- Official name: 敬老の日 (Keirō no Hi)
- Observed by: Japan
- Type: Public
- Significance: Honor elderly citizens
- Date: Third Monday in September
- 2024 date: September 16
- 2025 date: September 15
- 2026 date: September 21
- 2027 date: September 20
- Frequency: annual

= Respect for the Aged Day =

Public holiday in Japan

Respect for the Aged Day (敬老の日, Keirō no Hi) is a public holiday in Japan celebrated annually to honor elderly citizens. It started in 1966 as a national holiday and was held on every September 15. Since 2003, Respect for the Aged Day is held on the third Monday of September due to the Happy Monday System.

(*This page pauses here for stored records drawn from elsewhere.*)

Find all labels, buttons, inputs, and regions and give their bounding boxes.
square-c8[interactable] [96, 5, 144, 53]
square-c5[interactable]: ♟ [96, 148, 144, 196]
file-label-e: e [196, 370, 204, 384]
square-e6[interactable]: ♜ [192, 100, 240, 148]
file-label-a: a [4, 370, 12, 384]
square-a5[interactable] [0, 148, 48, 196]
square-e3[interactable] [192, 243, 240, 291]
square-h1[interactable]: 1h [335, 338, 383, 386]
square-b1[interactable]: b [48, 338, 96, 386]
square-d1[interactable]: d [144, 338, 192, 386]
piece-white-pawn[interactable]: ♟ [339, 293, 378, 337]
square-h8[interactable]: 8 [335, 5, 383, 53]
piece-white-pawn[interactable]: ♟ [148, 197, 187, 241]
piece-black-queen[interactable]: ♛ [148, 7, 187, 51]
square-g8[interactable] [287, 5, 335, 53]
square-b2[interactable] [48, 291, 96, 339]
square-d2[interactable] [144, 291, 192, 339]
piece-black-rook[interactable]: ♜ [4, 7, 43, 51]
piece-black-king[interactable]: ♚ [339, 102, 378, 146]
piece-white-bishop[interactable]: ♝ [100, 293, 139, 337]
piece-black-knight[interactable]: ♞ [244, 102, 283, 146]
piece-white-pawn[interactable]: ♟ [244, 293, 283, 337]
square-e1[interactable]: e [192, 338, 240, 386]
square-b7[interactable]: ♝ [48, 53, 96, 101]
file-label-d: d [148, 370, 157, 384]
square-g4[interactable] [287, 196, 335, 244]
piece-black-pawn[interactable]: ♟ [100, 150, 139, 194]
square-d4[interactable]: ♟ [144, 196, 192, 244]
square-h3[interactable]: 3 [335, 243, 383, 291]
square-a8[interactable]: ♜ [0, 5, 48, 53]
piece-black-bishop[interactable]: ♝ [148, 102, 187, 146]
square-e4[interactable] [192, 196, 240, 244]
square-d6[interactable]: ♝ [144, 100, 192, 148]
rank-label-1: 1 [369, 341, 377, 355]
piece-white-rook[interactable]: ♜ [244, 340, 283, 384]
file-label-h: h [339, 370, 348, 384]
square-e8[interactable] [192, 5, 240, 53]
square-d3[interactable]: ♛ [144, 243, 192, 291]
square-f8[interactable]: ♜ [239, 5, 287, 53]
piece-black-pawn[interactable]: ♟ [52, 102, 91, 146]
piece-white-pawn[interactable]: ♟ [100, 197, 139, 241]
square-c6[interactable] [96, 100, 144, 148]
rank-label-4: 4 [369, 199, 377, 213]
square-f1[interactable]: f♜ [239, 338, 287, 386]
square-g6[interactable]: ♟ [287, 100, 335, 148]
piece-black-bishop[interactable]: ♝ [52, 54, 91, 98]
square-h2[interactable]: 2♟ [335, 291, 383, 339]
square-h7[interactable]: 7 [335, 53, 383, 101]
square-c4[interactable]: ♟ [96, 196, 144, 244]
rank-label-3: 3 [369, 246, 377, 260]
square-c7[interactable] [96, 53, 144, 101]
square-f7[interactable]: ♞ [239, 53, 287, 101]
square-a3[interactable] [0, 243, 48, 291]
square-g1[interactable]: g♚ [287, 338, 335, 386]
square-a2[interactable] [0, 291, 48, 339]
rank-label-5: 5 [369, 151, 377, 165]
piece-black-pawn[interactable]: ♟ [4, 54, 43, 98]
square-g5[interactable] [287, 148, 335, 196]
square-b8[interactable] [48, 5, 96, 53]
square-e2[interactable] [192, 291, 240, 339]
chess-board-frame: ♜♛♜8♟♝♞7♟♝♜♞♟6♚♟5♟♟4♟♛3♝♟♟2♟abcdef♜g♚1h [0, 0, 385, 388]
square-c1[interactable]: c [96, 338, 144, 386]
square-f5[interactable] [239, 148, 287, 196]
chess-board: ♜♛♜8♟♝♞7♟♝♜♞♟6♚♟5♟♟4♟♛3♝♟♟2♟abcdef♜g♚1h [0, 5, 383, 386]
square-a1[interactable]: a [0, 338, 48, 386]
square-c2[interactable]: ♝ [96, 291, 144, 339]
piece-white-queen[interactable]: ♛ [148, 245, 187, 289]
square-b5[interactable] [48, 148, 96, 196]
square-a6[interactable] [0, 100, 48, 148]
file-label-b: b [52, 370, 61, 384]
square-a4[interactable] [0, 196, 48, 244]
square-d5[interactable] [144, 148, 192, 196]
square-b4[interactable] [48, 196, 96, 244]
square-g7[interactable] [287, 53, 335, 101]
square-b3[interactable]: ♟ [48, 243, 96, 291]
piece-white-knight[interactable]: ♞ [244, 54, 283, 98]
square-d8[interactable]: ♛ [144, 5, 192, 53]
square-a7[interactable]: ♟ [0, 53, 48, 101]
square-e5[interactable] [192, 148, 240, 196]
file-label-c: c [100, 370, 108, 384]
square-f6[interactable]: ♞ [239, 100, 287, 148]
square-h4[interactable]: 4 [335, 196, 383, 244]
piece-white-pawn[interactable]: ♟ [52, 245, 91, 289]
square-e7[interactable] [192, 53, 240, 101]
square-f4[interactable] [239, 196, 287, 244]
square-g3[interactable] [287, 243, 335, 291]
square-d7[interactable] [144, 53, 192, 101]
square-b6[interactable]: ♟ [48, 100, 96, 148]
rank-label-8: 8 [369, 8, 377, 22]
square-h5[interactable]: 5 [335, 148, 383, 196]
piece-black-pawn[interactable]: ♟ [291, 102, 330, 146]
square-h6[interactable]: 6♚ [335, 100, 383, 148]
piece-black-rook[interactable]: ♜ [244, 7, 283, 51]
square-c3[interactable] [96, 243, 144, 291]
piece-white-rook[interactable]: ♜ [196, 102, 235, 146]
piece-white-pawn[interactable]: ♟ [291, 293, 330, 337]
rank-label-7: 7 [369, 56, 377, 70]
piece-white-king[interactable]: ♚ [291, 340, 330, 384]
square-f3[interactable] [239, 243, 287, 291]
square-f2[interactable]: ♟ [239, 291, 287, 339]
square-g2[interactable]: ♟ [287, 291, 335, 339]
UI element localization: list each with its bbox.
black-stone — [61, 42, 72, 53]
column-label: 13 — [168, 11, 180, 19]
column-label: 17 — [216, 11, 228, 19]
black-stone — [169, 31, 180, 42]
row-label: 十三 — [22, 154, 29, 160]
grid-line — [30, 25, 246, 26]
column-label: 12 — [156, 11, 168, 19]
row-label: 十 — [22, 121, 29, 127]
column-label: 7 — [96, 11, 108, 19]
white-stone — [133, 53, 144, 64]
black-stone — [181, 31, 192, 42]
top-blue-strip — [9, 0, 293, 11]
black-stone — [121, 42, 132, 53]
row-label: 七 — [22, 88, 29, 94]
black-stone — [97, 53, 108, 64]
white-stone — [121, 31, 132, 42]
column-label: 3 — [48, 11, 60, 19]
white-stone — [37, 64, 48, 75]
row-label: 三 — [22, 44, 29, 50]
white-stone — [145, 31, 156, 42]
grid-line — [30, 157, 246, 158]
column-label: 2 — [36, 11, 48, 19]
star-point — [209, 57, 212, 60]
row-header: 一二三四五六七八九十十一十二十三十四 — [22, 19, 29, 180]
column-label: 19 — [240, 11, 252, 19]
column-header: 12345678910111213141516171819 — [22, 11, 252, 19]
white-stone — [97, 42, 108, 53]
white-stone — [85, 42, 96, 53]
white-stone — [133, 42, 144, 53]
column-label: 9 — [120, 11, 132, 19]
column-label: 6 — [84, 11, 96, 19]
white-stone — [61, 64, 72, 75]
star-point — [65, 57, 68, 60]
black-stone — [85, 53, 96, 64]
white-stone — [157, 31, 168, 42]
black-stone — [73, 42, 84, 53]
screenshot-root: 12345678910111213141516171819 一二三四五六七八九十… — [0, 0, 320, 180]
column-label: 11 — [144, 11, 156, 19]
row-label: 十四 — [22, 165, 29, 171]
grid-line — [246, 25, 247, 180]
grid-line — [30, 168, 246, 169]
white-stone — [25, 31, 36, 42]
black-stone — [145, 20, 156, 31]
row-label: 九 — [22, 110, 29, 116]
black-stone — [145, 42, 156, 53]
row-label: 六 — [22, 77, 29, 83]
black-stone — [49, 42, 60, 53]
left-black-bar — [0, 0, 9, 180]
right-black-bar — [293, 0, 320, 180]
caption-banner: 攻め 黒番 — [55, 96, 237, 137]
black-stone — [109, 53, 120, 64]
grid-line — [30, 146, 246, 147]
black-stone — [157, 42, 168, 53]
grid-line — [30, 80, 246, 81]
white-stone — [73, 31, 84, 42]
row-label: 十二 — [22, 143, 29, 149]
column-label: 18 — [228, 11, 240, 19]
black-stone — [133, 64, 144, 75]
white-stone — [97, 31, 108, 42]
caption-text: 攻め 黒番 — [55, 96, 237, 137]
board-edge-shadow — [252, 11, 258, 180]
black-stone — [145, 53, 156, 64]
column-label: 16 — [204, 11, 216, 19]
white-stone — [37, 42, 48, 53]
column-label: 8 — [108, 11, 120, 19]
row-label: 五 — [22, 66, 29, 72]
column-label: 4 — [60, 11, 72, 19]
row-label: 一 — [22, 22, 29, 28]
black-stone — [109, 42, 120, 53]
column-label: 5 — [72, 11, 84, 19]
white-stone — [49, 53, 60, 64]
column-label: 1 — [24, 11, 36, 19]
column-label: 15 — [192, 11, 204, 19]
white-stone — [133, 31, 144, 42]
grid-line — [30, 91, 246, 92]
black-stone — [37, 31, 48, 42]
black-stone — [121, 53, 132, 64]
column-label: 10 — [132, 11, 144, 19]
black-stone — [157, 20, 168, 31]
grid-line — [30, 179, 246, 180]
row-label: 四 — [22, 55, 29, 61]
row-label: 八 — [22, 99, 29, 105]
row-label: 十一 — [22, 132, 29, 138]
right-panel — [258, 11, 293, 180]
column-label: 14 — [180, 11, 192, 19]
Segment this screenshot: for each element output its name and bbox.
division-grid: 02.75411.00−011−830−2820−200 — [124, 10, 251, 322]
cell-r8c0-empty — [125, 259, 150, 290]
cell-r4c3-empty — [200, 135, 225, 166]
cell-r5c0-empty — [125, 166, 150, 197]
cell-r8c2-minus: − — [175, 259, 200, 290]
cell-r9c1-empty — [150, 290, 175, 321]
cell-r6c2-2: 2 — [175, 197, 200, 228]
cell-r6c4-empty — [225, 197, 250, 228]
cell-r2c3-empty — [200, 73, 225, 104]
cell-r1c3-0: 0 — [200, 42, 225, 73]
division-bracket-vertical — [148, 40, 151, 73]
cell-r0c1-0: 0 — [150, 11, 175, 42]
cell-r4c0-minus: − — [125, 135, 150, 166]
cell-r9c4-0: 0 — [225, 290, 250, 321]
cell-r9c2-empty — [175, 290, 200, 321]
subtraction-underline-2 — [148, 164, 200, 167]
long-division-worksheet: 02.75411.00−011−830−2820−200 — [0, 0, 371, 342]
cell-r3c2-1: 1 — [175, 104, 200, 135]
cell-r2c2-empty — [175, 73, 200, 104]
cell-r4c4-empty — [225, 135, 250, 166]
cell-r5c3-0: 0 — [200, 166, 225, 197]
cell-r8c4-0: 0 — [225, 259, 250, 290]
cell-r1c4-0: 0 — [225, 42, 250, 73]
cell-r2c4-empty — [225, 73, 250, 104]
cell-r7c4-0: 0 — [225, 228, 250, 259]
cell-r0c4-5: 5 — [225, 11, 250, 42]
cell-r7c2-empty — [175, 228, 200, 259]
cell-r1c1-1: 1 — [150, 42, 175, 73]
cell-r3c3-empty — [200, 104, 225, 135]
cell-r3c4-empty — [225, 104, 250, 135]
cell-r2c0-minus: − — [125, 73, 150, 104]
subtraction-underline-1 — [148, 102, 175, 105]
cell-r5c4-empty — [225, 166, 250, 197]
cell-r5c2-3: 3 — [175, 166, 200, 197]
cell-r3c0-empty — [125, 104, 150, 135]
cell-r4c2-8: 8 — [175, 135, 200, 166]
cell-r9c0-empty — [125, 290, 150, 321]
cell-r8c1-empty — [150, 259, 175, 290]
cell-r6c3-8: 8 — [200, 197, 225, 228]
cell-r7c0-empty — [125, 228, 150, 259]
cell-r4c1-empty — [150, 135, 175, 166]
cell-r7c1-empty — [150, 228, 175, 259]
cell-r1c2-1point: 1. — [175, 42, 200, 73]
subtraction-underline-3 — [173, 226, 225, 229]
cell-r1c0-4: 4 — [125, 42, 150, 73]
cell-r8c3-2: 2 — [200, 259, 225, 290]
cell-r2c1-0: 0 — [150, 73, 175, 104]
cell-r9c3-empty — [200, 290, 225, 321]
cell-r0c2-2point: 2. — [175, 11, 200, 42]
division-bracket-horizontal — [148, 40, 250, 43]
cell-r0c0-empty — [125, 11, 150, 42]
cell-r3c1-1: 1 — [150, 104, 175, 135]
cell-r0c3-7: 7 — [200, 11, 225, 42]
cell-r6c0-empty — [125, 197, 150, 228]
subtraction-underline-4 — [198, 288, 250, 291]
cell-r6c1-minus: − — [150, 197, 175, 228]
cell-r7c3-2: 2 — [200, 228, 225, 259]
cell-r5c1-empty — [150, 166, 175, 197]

This national holiday traces its origins to 1947, when Nomadani-mura (later Yachiyo-cho, currently Taka-cho), Hyōgo Prefecture, proclaimed September 15 Old Folks' Day (Toshiyori no Hi). Its popularity spread nationwide, and in 1966 it took its present name and status. Annually, Japanese media take the opportunity to feature the elderly, reporting on the population and highlighting the oldest people in the country.

==Commemorative silver sake cups==
Since 1963, the Japanese government has given a commemorative silver sake cup to Japanese who reach the age of 100. In 1963, the number was 153, but with numbers increasing, the government decided to reduce the size of the cup to cut costs in 2009. In 2014, 29,357 received a cup. In 2017, Japan honored 32,097 people (27,461 women and 4,636 men) who turned 100 years old; they each received congratulatory letter and souvenir sake cup from the Prime Minister. According to this report the solid sterling silver cups were replaced with nickel alloy silver plated design which halved the per-unit cost, saving $1-million in the annual budget.

== Celebration ==
On this holiday, people return home to visit and pay respect to the elders. Some people volunteer in neighborhoods by making and distributing free lunch boxes to older citizens. Entertainment is sometimes provided by teenagers and children with various keirokai (events to celebrate elders) performances. Special television programs are also featured by Japanese media on this holiday.

As the birthplace of Respect for the Aged Day, Taka-Town in Hyōgo Prefecture created the Respect for the Aged Song, Kitto Arigatō (Thank You, Sure), through a public contest in 2013.